GoDaddy Buys Website Builder Partner LocuBy: Chris Crum - August 19, 2013
GoDaddy announced today that it is acquiring San Francisco-based Locu, which provides services for local merchants. According to the company it’s used by over 30,000 businesses.
The two companies have actually been working together for several months. GoDaddy integrated Locu into its Website Builder tool when it launched in May. Now they’ve simply taken things a big step forward.
“Locu epitomizes what GoDaddy is all about – both companies are hell-bent on helping the ‘little guy’ thrive on the Internet,” said GoDaddy CEO Blake Irving. “Locu is comprised of amazing technologists who have taken the very complex problem of helping small businesses ‘get found’ wherever consumers are looking and are solving it through elegant, technology-based services. We are welcoming some of the brightest technology minds on the planet to our GoDaddy family.”

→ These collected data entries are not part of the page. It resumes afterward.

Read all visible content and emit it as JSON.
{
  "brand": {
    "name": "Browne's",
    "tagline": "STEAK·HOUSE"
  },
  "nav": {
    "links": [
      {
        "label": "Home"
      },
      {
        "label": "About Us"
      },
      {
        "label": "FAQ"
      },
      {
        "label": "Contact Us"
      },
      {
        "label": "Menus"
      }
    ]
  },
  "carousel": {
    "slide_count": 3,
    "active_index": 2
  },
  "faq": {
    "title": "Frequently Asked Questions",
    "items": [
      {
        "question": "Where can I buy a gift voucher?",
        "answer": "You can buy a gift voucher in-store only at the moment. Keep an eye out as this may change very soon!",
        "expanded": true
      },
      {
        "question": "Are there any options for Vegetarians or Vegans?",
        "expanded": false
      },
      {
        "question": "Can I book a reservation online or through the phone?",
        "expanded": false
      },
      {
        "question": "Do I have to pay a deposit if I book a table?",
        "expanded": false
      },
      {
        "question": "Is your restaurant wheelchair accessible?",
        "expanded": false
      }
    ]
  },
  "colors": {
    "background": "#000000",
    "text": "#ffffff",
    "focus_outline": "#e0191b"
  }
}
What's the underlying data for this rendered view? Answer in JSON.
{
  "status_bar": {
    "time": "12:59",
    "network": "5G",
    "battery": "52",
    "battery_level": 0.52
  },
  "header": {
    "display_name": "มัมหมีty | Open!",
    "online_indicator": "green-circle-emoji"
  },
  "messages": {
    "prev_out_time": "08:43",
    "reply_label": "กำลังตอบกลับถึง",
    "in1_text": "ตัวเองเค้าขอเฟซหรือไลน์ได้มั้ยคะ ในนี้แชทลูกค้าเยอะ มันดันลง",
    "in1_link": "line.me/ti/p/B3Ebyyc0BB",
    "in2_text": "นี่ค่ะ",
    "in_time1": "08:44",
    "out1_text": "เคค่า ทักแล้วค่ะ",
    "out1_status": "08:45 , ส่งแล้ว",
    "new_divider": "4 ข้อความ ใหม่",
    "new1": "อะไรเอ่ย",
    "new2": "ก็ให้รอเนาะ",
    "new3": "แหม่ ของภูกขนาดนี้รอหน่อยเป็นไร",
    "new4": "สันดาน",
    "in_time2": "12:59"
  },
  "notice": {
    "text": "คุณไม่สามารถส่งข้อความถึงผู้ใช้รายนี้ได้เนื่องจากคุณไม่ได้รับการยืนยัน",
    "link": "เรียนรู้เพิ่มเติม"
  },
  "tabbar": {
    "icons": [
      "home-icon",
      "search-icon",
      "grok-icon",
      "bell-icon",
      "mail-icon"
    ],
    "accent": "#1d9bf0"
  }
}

“We couldn’t think of a more powerful platform to accelerate Locu’s growth,” said Locu CEO Rene Reinsberg. “We each have a core mission to help local businesses succeed. Our team developed deep respect for GoDaddy during our initial partnership and was impressed by the execution speed and quality, its industry-leading customer support, and the passionate, experienced new management team who puts ‘product first.’ All of this further positions GoDaddy as the ‘go-to’ provider in the small business space.”
“Over the last few months, Locu has played an incredible role in helping grow the Presence and Commerce business through our Website Builder partnership,” said Raj Mukherjee, GM of Presence and Commerce at GoDaddy. “The Locu team will play a much bigger role in helping GoDaddy’s small businesses reach their customers more effectively and at lower cost.”
Locu will remain in San Francisco as well as Cambridge, where it also has an office. All of the companies employees are joining GoDaddy, and they’re actually in the process of hiring more.
Terms of the deal were not disclosed, but Kara Swisher at All Things D claims the deal was at about $70 million in cash and stock.